Não são raras as vezes que ouço a afirmação “eu deixo a vida pessoal à porta” ou “quero que deixe a vida pessoal à porta”.

Mas será mesmo assim?

Acho que ainda não inventámos tapetes com tamanha tecnologia.

Parece-me que esta exigência, para consigo próprio ou imposta por outros funciona numa ótica de contenção, que às tantas corre o risco de explodir o que, traduzindo por questões práticas, origina conflitos, baixas, faltas, degradação do ambiente e até despedimentos e saídas não desejadas. Não é de todo promotora de saúde nem tão pouco sinónimo de produtividade.

É  preciso compreender que num mesmo espaço temporal desempenhamos vários papéis, somos profissionais, somos filhos, pais, avós, irmãos, cônjuges, somos cidadãos. É preciso compreender que é o desempenho desses diversos papéis que fazem de nós o que somos, é o todo e não apenas cada uma das suas partes. Aliás, é especialmente importante até que desempenhemos esses diversos papéis em prol do nosso próprio equilíbrio, auto-estima, autoconceito e saúde mental, portanto.

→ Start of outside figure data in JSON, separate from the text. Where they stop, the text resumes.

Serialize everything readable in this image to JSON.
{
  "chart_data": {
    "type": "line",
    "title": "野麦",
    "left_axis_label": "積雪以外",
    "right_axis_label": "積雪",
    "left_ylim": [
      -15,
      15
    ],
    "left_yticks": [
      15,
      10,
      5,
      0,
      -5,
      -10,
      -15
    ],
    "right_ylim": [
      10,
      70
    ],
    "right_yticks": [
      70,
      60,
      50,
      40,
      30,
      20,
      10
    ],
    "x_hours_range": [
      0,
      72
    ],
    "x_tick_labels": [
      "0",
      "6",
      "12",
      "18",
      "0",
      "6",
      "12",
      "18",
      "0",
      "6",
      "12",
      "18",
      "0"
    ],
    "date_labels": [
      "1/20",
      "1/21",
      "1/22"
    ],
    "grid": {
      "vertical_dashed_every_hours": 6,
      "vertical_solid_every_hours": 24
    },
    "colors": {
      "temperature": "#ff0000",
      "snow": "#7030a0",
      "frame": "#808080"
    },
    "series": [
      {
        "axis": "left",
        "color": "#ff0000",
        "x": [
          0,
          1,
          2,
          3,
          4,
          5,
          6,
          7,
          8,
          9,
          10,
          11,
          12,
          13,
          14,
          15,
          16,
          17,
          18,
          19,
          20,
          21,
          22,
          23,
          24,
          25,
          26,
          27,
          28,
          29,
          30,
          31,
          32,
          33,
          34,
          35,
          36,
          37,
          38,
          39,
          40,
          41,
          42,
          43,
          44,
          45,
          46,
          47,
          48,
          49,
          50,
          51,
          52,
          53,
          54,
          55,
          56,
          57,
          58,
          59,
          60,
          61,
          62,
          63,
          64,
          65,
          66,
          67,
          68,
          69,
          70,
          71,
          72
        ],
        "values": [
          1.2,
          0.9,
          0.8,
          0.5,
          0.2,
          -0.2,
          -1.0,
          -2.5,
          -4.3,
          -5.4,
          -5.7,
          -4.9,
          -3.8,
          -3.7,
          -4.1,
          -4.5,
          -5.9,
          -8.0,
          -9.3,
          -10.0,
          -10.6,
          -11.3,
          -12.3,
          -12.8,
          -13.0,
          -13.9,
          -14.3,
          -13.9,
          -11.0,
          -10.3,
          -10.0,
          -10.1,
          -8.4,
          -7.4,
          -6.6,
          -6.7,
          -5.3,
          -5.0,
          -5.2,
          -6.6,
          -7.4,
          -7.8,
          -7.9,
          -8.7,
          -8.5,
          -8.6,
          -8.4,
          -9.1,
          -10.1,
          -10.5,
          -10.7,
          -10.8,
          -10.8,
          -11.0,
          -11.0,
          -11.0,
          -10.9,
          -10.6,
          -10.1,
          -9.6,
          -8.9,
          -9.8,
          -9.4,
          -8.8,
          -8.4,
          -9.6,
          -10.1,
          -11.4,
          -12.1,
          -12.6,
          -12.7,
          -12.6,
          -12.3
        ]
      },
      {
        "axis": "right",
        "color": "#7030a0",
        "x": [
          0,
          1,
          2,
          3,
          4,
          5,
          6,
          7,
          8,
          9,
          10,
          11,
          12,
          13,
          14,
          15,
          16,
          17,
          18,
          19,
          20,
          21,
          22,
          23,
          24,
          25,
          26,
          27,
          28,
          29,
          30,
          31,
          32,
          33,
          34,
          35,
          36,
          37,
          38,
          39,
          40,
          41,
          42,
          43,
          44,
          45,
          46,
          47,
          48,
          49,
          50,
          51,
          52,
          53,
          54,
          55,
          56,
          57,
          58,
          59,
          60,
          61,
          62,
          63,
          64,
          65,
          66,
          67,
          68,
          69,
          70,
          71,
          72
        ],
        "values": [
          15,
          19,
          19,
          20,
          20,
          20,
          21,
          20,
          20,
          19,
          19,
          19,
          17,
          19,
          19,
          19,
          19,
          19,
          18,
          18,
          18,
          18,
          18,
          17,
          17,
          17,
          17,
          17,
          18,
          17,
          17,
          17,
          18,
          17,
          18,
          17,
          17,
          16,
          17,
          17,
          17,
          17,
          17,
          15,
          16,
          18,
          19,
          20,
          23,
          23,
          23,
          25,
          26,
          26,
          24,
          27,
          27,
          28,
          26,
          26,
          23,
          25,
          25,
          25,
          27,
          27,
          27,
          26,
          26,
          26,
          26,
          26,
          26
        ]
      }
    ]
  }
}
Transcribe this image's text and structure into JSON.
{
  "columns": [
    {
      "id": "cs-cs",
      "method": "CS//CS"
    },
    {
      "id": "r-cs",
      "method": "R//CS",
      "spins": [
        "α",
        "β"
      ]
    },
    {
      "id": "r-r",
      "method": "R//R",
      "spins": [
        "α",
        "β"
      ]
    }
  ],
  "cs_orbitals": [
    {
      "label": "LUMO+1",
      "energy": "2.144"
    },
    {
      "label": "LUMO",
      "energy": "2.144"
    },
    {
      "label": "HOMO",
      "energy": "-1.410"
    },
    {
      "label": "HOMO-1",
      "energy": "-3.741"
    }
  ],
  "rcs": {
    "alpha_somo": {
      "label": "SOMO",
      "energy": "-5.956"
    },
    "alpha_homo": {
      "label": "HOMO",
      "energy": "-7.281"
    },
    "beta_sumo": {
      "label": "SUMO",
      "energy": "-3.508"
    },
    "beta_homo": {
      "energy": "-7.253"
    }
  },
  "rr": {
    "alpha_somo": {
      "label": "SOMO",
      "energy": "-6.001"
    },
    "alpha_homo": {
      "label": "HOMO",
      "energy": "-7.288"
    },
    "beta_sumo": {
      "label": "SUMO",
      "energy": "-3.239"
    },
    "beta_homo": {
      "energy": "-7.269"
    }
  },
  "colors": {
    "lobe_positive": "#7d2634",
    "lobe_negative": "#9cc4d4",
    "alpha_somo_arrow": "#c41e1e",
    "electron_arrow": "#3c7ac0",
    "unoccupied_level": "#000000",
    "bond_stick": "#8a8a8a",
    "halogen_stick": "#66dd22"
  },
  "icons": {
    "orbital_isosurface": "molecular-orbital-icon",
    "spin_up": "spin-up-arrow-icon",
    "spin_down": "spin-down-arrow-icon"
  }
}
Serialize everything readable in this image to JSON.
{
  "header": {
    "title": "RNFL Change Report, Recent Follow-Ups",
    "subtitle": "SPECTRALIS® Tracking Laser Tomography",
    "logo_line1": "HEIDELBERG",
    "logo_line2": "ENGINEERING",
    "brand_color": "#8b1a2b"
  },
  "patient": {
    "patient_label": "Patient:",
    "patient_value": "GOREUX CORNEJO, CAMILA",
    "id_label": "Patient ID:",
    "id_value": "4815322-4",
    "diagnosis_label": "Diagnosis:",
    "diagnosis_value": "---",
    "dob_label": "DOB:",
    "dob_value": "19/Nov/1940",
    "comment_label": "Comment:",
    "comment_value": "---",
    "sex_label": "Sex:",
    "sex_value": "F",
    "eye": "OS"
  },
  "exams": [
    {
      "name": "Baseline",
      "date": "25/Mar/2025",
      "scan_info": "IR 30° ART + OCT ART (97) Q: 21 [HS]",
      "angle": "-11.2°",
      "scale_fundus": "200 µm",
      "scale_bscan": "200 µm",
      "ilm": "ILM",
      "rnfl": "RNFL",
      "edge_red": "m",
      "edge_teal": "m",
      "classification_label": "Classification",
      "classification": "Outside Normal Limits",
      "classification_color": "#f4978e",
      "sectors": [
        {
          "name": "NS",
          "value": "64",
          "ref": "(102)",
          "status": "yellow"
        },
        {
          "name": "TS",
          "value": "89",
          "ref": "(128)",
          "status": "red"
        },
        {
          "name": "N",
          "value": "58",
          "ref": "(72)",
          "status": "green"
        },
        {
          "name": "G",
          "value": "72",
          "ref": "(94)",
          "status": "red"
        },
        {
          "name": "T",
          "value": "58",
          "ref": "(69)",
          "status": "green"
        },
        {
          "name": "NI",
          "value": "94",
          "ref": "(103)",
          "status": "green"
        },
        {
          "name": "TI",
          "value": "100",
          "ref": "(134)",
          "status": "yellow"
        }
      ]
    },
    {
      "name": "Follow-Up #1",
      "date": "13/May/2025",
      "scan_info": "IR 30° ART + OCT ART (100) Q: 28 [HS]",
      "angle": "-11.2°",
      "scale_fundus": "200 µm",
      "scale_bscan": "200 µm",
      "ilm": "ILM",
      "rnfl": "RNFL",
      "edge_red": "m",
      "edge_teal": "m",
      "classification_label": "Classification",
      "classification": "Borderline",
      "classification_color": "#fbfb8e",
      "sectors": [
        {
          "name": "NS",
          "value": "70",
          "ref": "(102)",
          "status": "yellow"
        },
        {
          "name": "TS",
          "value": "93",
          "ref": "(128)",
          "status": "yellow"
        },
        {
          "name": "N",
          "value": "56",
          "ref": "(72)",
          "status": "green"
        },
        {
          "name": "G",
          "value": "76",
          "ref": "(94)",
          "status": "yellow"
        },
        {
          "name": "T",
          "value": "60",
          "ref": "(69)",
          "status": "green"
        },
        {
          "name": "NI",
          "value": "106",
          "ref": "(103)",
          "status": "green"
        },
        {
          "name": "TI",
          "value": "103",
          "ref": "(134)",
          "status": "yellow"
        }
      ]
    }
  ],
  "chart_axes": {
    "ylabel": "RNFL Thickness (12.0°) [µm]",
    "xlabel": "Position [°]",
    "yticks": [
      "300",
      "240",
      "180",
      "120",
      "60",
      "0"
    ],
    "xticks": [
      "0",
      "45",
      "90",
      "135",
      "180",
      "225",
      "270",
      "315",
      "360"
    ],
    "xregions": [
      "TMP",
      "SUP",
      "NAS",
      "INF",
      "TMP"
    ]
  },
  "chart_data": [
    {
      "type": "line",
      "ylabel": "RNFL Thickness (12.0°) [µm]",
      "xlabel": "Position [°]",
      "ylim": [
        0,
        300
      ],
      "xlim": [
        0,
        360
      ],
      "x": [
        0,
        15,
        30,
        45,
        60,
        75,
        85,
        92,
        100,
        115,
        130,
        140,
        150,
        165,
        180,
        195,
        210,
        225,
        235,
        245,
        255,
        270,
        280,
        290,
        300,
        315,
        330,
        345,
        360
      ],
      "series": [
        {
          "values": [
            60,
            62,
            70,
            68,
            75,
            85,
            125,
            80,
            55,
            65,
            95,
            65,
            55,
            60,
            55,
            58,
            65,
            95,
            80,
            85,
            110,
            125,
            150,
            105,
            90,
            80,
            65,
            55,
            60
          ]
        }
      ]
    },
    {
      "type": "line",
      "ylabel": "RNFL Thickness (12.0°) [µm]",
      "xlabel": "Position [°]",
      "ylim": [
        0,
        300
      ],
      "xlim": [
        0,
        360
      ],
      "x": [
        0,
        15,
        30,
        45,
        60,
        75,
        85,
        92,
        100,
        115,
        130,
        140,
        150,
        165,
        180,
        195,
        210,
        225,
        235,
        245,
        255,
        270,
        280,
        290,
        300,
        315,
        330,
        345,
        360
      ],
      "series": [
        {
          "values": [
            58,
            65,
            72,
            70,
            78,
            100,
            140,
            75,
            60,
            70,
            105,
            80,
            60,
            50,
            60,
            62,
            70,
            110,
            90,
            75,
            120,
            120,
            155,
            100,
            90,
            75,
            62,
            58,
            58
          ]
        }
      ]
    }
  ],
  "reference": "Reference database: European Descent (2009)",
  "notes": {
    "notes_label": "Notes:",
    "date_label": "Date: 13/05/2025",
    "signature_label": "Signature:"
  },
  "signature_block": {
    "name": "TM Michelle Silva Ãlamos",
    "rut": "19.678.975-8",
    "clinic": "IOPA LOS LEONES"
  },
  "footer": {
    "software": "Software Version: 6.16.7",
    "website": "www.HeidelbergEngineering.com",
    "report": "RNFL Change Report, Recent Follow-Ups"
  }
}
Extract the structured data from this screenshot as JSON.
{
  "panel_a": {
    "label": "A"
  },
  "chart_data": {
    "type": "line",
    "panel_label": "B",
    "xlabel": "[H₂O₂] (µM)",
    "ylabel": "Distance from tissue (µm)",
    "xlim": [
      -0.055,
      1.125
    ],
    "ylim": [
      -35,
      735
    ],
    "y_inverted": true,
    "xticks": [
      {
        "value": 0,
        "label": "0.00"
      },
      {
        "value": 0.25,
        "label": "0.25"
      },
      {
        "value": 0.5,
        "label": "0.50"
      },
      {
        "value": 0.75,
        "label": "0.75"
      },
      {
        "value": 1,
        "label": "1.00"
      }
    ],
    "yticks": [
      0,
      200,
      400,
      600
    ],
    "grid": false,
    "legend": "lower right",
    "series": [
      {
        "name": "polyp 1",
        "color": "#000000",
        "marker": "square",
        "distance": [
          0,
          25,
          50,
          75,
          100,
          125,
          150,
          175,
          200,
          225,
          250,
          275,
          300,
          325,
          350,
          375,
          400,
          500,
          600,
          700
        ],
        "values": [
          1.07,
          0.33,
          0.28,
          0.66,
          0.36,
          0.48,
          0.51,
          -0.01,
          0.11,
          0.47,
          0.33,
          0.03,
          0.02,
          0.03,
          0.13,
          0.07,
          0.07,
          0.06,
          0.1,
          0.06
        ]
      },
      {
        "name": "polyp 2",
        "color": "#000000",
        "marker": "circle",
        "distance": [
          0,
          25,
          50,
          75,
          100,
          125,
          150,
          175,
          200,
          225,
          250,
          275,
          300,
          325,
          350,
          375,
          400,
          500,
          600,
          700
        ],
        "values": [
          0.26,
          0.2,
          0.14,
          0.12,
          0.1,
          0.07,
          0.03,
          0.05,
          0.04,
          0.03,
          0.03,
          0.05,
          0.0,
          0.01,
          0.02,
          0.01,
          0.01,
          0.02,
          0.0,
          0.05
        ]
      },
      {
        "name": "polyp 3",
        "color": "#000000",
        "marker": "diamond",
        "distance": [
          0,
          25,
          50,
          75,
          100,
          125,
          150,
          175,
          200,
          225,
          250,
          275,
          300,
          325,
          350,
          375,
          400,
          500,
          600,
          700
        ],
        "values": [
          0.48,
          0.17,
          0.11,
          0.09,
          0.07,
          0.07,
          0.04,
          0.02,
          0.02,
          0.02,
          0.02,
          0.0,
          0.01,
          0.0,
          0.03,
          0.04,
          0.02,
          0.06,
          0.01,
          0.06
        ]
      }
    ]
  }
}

Posto isto, é natural que em determinados momentos os papéis que desempenhamos para além do Ser profissional possam provocar-nos stress, ansiedade, frustração, tristeza, angústia, na mesma medida que alegria e energia. E é igualmente natural que se repercuta no trabalho.

Ao promover o culto desta separação tão afincada de papéis estamos simplesmente a não permitir-nos sentir, estamos simplesmente a ignorar e a negar o seu impacto. Ao fazê-lo, não estamos a permitir que as pessoas (inclusivamente eu) se conheçam emocionalmente, que tenham consciência de si e que depois consigam fazer aquilo que tanto se valoriza nos profissionais, em especial aqueles que lideram outras pessoas…regulação emocional, gestão das emoções.

Se não tenho espaço, se nego, se ignoro, se rejeito o impacto emocional que a minha vida “pessoal” tem ou poderá ter no trabalho, estou muito menos capaz de gerir esses impactos, e os resultados podem ser desastrosos.  Quantas más decisões no trabalho não poderiam ser evitadas se déssemos este espaço? Quantos conflitos? O trabalho também não impacta a vida “pessoal”? Claro que sim, porque somos só um, não somos apenas somas de diversas partes.

Dar espaço e abertura pode ser tão simples como….“reparei que não tens atendido os clientes com tanta simpatia e dedicação, pareces mais em baixo, estás bem? Há alguma coisa que eu possa fazer para te ajudar?”.

Normalizemos a capacidade natural que as pessoas têm de S-E-N-T-I-R.